The dispute between the appellant-utility and the appellee-customer arose out of conversations between representatives of the two companies in 1973 concerning future underground electrical installations at appellee's mobile home park. It was not until 1976 that appellee had substantially completed its expansion and at that time a dispute arose as to whether the appellant-utility was required to make a complete underground installation at once in what was called Phase II of the mobile home park or whether it was required only to make the installations in increments to the extent necessary for the foreseeable future and what the charges would be, if any, for such underground installation. The appellee brought this suit claiming a breach of contract allegedly arising out of the 1973 conversations. One of the appellant's affirmative defenses dealt with the failure of the appellee to exhaust its administrative remedies before initiating the action and consequently in the litigation the appellant sought a summary judgment and later a directed verdict at the trial on this defense. The lower court denied both motions and submitted the issues to the jury and the jury returned a verdict in favor of the appellee for $456,000.00. Appellant's posttrial motions were denied and this appeal ensued. The appellee has not at any time, either in the court below or here, contended that it had exhausted its administrative remedies, but rather its position has been that it was under no legal obligation to do so.

The Florida Public Service Commission has been given exclusive jurisdiction to regulate the public utilities of this state. Ch. 366, Fla. Stat. (1979). Storey v. Mayo, 217 So. 2d 304 (Fla. 1968). The Commission has been given comprehensive and exclusive jurisdiction to both regulate the public utilities and, through its rules to set forth extensive procedures to be followed in resolving the very dispute which started this litigation. For example, Chapter 25-26 of the Florida Administrative Code deals with electrical utilities and applicants for service. Rule 25-26.83 deals specifically with electrical underground extensions, and the rule further provides that any disputes arising thereunder should be referred to and resolved by the Commission.[1] Rates and charges for services or installations by utilities are without a doubt matters coming exclusively within the primary jurisdiction of the Commission. In Richter v. Florida Power Corp., 366 So. 2d 798 (Fla. 2d DCA 1979) the court said: "We hold that the PSC does have exclusive jurisdiction to decide [whether the consumer was overcharged]. The PSC is best equipped to investigate the consumers' allegations, and, *899 if necessary, to establish the mechanism whereby refunds could be made ..."

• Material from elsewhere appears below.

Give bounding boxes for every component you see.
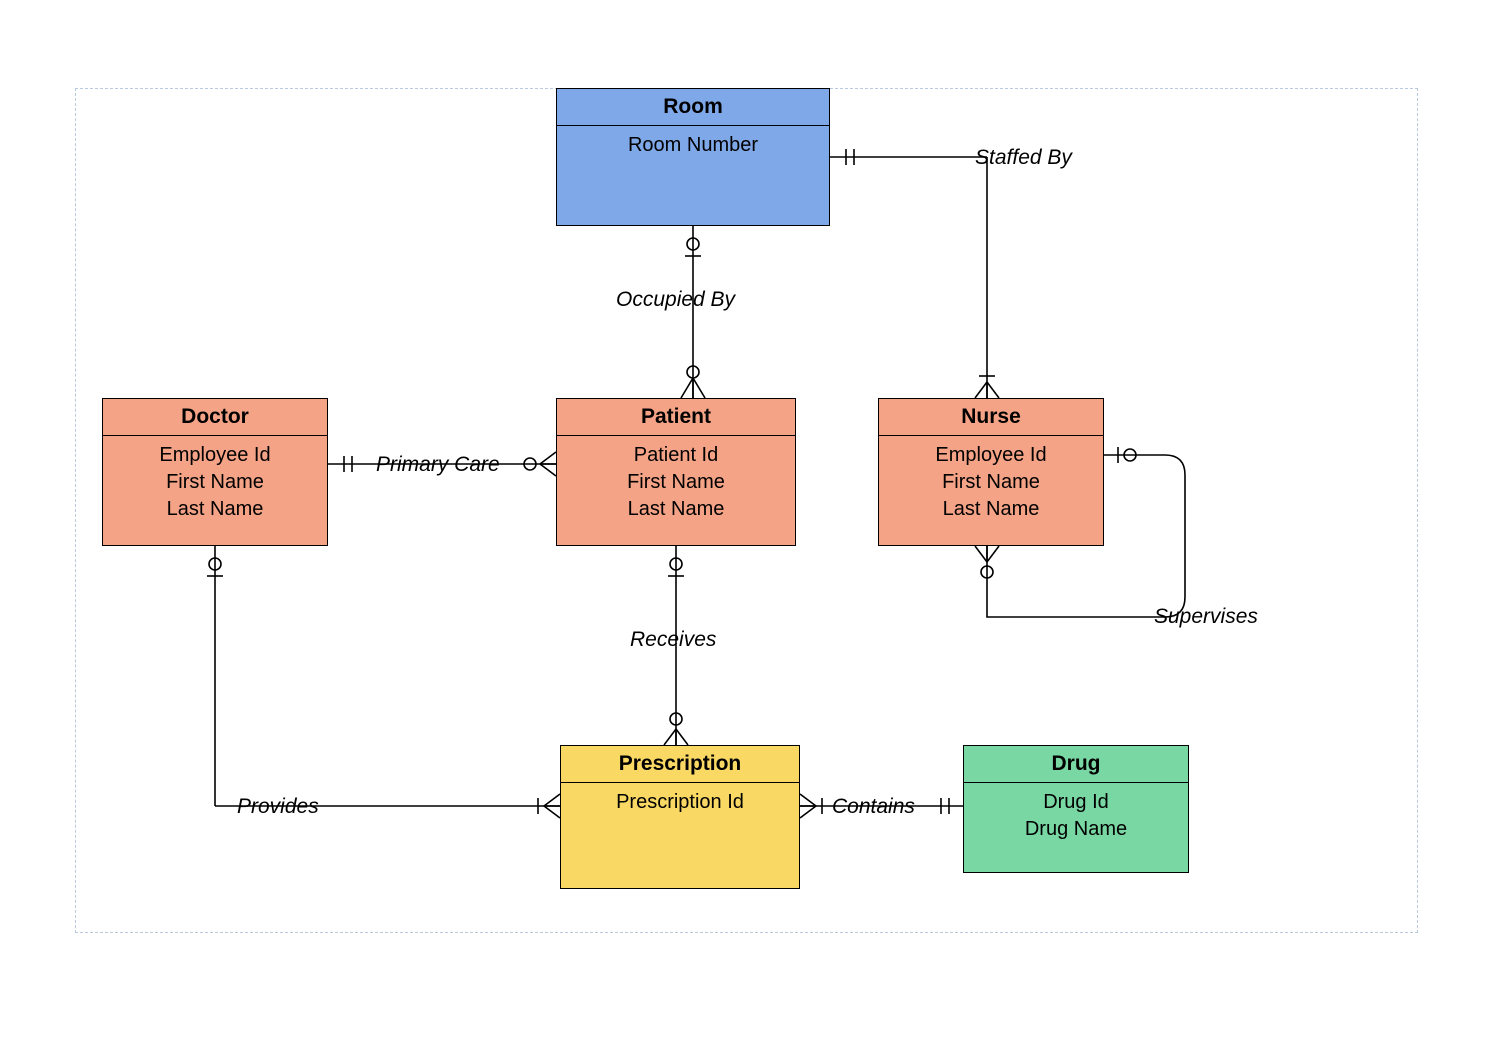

It has been consistently held that where an administrative remedy is provided by statute, relief must be sought by exhausting this remedy before the courts will act. Florida Welding and Erection Service, Inc. v. American Mutual Insurance Co. of Boston, 285 So. 2d 386 (Fla. 1973). Oldham v. Foremost Dairies, Inc., 128 So. 2d 568 (Fla. 1961); Kaufman v. Machiedo, 357 So. 2d 739 (Fla. 3d DCA 1978) cert. denied, 364 So. 2d 888 (Fla. 1978); Atlantic Gas Corp. v. REC Centers, Inc., 305 So. 2d 791 (Fla. 4th DCA 1975); Pushkin v. Lombard, 279 So. 2d 79 (Fla. 3d DCA 1973), cert. denied, 284 So. 2d 396 (Fla. 1973).

Upon a review of the record on appeal and after consideration of the briefs and oral arguments of counsel, we are convinced that the appellee-plaintiff failed to exhaust administrative remedies before initiating this action and therefore the trial court erred in denying both the appellant's motion for summary judgment and motion for directed verdict made upon the trial of the case.

In the light of this holding, the remaining points on appeal and cross-appeal require no determination.

Accordingly this cause is reversed and remanded to the trial court with directions to enter an order of dismissal.

DAUKSCH, C.J., and ORFINGER, J., concur.

NOTES

[1] Rule 25-26.83 of the Florida Administrative Code: "When the application of these rules appears impracticable or unjust to either party, or discriminatory to other customers, the utility or applicant shall refer the matter to the Commission for special ruling or for the approval of special conditions which may be mutually agreed upon prior to commencing construction."